Case popolari, guerra tra poveri

La Regione minaccia lo stop di ascensori e acqua se il Comune non ritirerà subito i pignoramenti contro l’Ater

Sui 560 milioni di Ici non pagata dall’Ater al Comune di Roma si è scatenata una «guerra tra poveri» che ora rischia di creare seri problemi agli oltre 170mila inquilini delle case popolari. Il perché è presto detto: durante la gestione commissariale, il Campidoglio ha dato il via a una serie di pignoramenti che adesso, a detta dell’assessore regionale alla Casa Mario Di Carlo, rischiano di bloccare perfino la manutenzione ordinaria, a cominciare dagli ascensori. Ecco perché scrive all’assessore capitolino al Bilancio Enzo Castiglione per chiedergli di ritirare i provvedimenti esecutivi sui conti correnti dell’Ater. «Siamo pronti a offrire tutte le garanzie necessarie affinché il comune di Roma si senta tutelato per i crediti che ritiene di vantare dall’Ater di Roma, ma è indispensabile rimuovere subito il pignoramento dei conti correnti dell’Ente per non essere costretti a interrompere la manutenzione agli stabili dal 1° luglio». In caso contrario, ammonisce Di Carlo, «già dai prossimi giorni verranno affissi presso gli stabili dell’Ater i cartelli attraverso i quali gli abitanti verranno informati che dal 1° luglio sarà sospesa qualsiasi manutenzione agli impianti». «Siamo molto preoccupati per gli effetti che la sospensione della manutenzione di ascensori e pompe di sollevamento dell’acqua potranno determinare ai 175mila abitanti dei 53mila appartamenti dell’Ater - spiega Di Carlo - soprattutto in un periodo di elevate temperature che già influiscono negativamente sulla salute delle persone, in particolare gli anziani. Non garantire la manutenzione vuol dire fermare gli ascensori».
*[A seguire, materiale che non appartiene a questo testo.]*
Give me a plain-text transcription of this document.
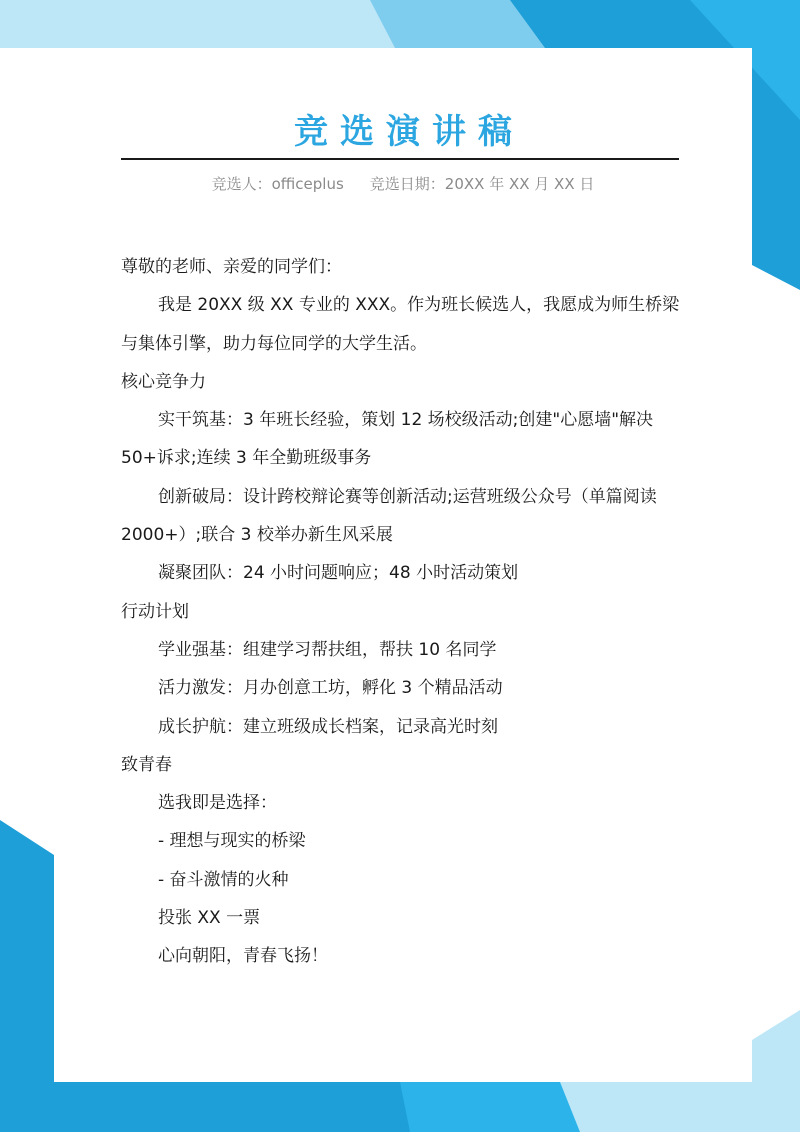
竞选演讲稿
竞选人：officeplus 竞选日期：20XX 年 XX 月 XX 日

尊敬的老师、亲爱的同学们：

我是 20XX 级 XX 专业的 XXX。作为班长候选人，我愿成为师生桥梁与集体引擎，助力每位同学的大学生活。

核心竞争力

实干筑基：3 年班长经验，策划 12 场校级活动;创建"心愿墙"解决 50+诉求;连续 3 年全勤班级事务

创新破局：设计跨校辩论赛等创新活动;运营班级公众号（单篇阅读 2000+）;联合 3 校举办新生风采展

凝聚团队：24 小时问题响应；48 小时活动策划

行动计划

学业强基：组建学习帮扶组，帮扶 10 名同学

活力激发：月办创意工坊，孵化 3 个精品活动

成长护航：建立班级成长档案，记录高光时刻

致青春

选我即是选择：

- 理想与现实的桥梁

- 奋斗激情的火种

投张 XX 一票

心向朝阳，青春飞扬！
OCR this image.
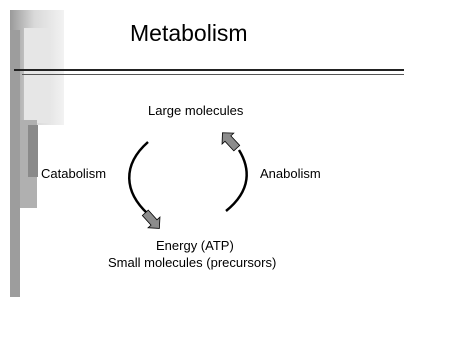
Metabolism
Large molecules
Catabolism	Anabolism
Energy (ATP)
Small molecules (precursors)
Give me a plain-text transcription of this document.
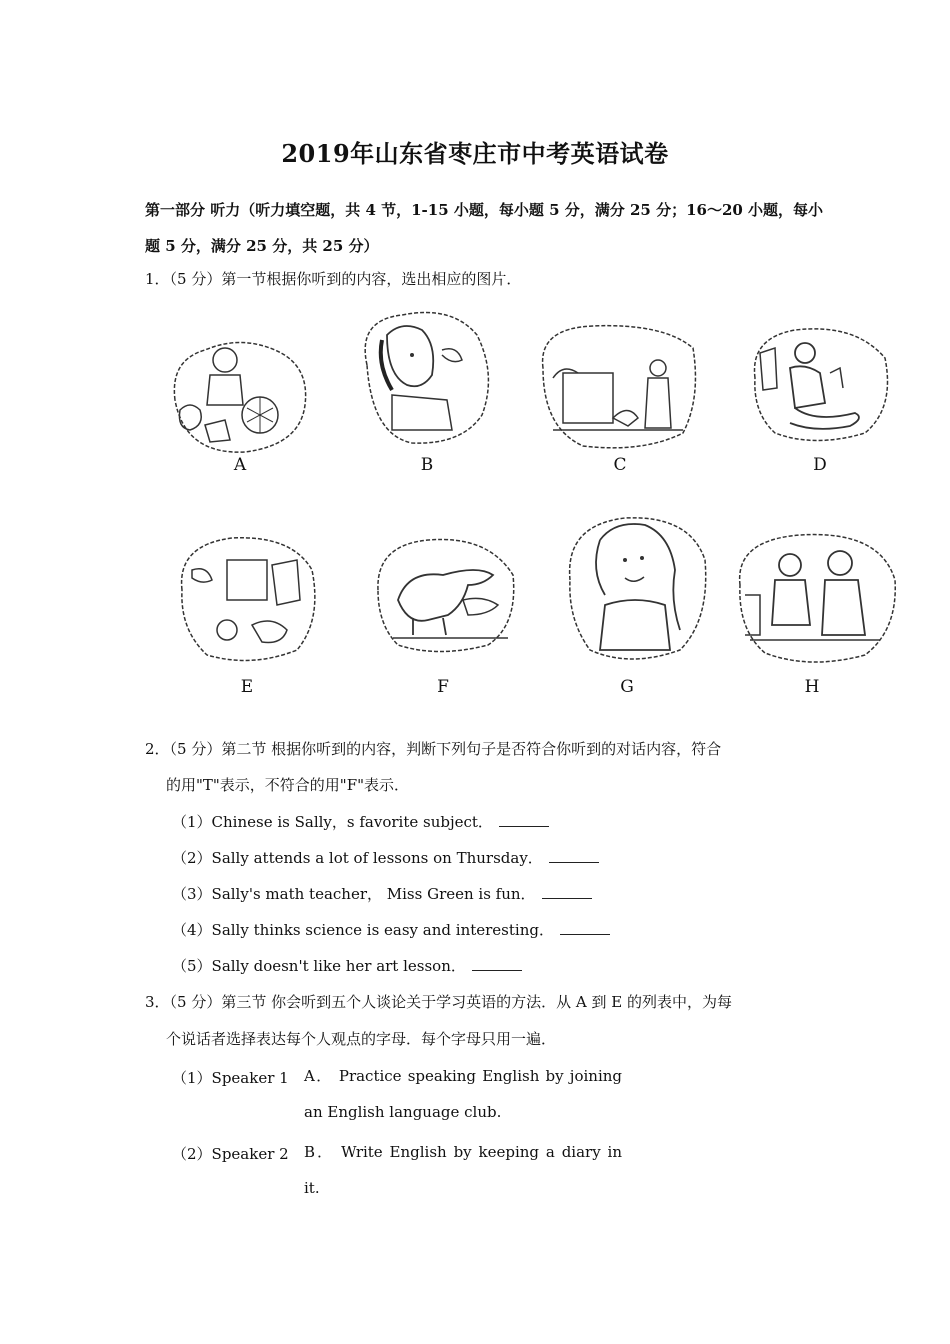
2019年山东省枣庄市中考英语试卷
第一部分 听力（听力填空题，共 4 节，1-15 小题，每小题 5 分，满分 25 分；16～20 小题，每小题 5 分，满分 25 分，共 25 分）
1．（5 分）第一节根据你听到的内容，选出相应的图片．
A	B	C	D
E	F	G	H
2．（5 分）第二节 根据你听到的内容，判断下列句子是否符合你听到的对话内容，符合
的用"T"表示，不符合的用"F"表示．
（1）Chinese is Sally，s favorite subject．
（2）Sally attends a lot of lessons on Thursday．
（3）Sally's math teacher， Miss Green is fun．
（4）Sally thinks science is easy and interesting．
（5）Sally doesn't like her art lesson．
3．（5 分）第三节 你会听到五个人谈论关于学习英语的方法．从 A 到 E 的列表中，为每
个说话者选择表达每个人观点的字母．每个字母只用一遍．
（1）Speaker 1 A． Practice speaking English by joining an English language club.
（2）Speaker 2 B． Write English by keeping a diary in it.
L’«avvertimento», però, viene rispedito al mittente dal consigliere comunale del Pdl Andrea De Priamo: «Ci chiediamo se il centrosinistra voglia creare confusione allarmando gli inquilini e tentando di attribuire le responsabilità di quest’emergenza all’attuale amministrazione comunale. Se dovessero essere bloccati i servizi primari la responsabilità sarebbe solo di chi negli ultimi anni non è riuscito a risanare l’ azienda».